North Enderby Timber's land-swap application fast-tracked to British Columbia's Agricultural Land Commission; Enderby cedar producer aims to build log storage yard, kiln

Audrey Dixon

Audrey Dixon

Apr 9, 2012 – Vernon Morning Star

VERNON, British Columbia , April 9, 2012 () –
Apr 08 2012

Not surprisingly, a land use proposal is being moved ahead in the Enderby area.

On Wednesday, Regional District of North Okanagan directors reaffirmed a plan to send an application from North Enderby Timber to the provincial Agricultural Land Commission without the customary report from regional district planning staff.

“All of the (governance) processes take time and we’re trying to expedite the process,” said director Juliette Cunningham.

“For that area, not proceeding in a timely manner impacts the economy.”

North Enderby Timber wants to exclude 4.9 hectares adjacent to its Highway 97A site from the Agricultural Land Reserve so it can be used for a log storage yard and dry kiln. In return, the company wants to convert a former 4.9-hectare log sort yard on Crandlemire Road into agricultural capabilities.

North Enderby Timber officials asked RDNO two weeks ago to speed up the ALC application so other approval processes, such as an official community plan amendment, can proceed.

The company is concerned that if it doesn’t replace a kiln that was destroyed by fire in January, it could lose customers and that could negatively impact its 103 staff.

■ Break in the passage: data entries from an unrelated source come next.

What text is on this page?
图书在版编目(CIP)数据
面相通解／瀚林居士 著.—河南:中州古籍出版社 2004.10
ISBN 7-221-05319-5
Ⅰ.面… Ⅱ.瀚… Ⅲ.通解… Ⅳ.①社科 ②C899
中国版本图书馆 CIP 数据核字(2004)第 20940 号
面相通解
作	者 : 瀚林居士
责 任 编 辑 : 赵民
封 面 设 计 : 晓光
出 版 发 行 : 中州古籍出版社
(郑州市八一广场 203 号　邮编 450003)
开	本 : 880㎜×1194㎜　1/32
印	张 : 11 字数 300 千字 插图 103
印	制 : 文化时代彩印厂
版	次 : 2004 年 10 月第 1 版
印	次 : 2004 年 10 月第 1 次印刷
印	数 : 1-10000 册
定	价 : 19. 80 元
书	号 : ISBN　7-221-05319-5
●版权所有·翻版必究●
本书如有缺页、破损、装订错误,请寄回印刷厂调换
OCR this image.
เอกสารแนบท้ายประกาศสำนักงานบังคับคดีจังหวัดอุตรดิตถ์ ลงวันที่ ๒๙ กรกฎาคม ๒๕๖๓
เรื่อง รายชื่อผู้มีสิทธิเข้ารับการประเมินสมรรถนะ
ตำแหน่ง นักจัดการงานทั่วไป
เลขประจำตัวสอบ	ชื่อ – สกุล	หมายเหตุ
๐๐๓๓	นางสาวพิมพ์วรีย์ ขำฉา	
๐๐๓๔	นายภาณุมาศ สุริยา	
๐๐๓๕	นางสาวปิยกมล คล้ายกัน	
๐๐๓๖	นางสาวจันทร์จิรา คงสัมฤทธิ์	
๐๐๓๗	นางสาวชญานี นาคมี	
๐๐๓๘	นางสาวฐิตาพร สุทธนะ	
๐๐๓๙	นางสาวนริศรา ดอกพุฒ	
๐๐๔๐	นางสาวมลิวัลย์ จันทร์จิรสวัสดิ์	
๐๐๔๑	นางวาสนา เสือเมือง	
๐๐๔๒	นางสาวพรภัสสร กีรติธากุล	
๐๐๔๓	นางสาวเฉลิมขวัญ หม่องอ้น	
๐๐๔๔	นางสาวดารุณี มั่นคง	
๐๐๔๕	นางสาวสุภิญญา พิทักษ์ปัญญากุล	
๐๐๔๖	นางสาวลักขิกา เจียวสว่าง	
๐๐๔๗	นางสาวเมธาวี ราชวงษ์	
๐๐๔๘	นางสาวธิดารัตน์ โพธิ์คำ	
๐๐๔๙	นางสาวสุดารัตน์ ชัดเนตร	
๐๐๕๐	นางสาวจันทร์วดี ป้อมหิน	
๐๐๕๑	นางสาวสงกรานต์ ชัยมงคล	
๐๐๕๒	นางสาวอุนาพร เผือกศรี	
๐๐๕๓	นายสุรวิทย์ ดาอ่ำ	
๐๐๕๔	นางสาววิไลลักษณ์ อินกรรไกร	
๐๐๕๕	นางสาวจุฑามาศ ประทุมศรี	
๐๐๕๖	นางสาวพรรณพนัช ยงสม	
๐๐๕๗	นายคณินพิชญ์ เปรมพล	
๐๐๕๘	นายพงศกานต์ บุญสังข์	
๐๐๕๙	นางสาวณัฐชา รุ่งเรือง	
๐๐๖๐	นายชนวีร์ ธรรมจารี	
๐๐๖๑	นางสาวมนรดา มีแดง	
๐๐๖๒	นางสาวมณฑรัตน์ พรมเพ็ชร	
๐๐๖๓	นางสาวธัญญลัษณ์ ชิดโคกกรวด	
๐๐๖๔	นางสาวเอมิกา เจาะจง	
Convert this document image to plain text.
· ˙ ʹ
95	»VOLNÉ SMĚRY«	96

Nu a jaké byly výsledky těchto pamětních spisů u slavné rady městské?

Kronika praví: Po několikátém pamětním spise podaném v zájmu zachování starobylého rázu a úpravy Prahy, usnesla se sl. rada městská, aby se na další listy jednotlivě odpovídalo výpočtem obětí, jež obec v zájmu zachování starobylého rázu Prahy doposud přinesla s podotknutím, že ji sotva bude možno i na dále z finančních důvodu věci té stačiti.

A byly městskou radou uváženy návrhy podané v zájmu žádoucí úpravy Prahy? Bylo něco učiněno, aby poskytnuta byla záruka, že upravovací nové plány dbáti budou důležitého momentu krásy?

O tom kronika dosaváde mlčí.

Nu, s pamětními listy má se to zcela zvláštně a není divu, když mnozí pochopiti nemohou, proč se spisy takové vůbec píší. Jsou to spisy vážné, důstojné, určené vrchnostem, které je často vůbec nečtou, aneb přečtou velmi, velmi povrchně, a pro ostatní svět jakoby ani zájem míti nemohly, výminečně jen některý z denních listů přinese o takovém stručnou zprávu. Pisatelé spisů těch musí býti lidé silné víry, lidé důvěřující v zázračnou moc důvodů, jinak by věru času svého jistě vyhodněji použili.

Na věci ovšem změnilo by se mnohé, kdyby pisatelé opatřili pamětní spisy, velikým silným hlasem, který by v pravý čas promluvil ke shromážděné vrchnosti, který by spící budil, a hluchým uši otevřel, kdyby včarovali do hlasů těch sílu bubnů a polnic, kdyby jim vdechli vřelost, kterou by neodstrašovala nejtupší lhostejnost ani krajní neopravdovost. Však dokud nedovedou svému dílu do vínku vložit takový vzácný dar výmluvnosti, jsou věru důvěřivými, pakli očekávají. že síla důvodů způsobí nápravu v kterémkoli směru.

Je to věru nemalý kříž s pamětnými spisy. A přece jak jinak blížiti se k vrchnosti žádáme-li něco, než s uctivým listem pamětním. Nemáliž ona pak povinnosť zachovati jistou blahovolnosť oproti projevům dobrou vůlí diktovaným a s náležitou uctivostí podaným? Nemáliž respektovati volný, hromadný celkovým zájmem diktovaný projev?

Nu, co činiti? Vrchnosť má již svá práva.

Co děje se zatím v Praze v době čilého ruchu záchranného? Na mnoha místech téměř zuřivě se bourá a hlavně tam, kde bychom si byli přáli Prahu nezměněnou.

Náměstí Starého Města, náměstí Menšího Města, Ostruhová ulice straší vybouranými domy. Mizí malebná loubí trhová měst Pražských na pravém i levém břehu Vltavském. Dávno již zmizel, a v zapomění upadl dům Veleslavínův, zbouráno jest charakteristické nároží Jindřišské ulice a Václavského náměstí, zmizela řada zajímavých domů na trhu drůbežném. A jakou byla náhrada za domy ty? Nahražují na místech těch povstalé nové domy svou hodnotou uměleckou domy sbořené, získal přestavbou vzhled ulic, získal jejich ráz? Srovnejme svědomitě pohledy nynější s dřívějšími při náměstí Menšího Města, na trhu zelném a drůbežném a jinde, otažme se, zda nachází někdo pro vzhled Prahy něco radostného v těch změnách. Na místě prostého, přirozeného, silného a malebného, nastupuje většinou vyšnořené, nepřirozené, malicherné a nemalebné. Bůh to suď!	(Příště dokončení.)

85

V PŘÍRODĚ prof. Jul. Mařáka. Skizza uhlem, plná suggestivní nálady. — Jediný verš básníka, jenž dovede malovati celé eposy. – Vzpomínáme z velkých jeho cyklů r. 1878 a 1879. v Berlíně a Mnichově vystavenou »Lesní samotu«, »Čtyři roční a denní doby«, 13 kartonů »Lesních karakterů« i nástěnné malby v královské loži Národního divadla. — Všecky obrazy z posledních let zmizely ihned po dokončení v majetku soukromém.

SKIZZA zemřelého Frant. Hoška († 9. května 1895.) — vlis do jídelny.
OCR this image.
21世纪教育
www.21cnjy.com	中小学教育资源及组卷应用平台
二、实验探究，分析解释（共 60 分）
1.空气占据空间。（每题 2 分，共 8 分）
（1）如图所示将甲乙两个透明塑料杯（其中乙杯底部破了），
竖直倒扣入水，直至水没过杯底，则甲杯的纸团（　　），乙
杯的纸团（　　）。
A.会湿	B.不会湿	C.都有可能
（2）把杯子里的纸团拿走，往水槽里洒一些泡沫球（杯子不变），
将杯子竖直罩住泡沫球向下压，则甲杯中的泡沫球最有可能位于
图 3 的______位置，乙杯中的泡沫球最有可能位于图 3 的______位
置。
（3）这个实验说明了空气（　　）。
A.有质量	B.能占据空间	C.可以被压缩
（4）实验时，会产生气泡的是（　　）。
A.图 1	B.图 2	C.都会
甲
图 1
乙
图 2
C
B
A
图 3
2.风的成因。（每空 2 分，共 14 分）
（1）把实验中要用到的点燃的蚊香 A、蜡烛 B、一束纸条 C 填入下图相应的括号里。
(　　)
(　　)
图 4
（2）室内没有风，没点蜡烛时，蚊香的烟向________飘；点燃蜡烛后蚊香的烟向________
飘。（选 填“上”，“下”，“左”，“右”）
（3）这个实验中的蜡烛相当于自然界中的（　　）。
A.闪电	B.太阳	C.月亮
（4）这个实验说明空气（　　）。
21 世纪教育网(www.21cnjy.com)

RDNO staff had indicated it would have taken about seven to eight weeks for the ALC application to be considered through the traditional process.

While she supported fast-tracking the ALC application, director Jackie Pearase wants assurances that issues of land use and the environment will be addressed.

“I have concerns about sending it to the ALC with no planning document,” she said.

“I want to make sure the ALC is doing its job and visits the site.”

Director Mike Macnabb says residents opposed to the land use change must be considered.

“In going through the letters of support, it seems self-serving - “If North Enderby exists, we exist,” said Macnabb referring to businesses associated to the mill operations.

But director Bob Fleming points out that if the ALC approves the application, North Enderby Timber must apply to RDNO for OCP and rezoning amendments and a development permit.

“All of the neighbours will get to have their say and we’re not stopping that,” said Fleming.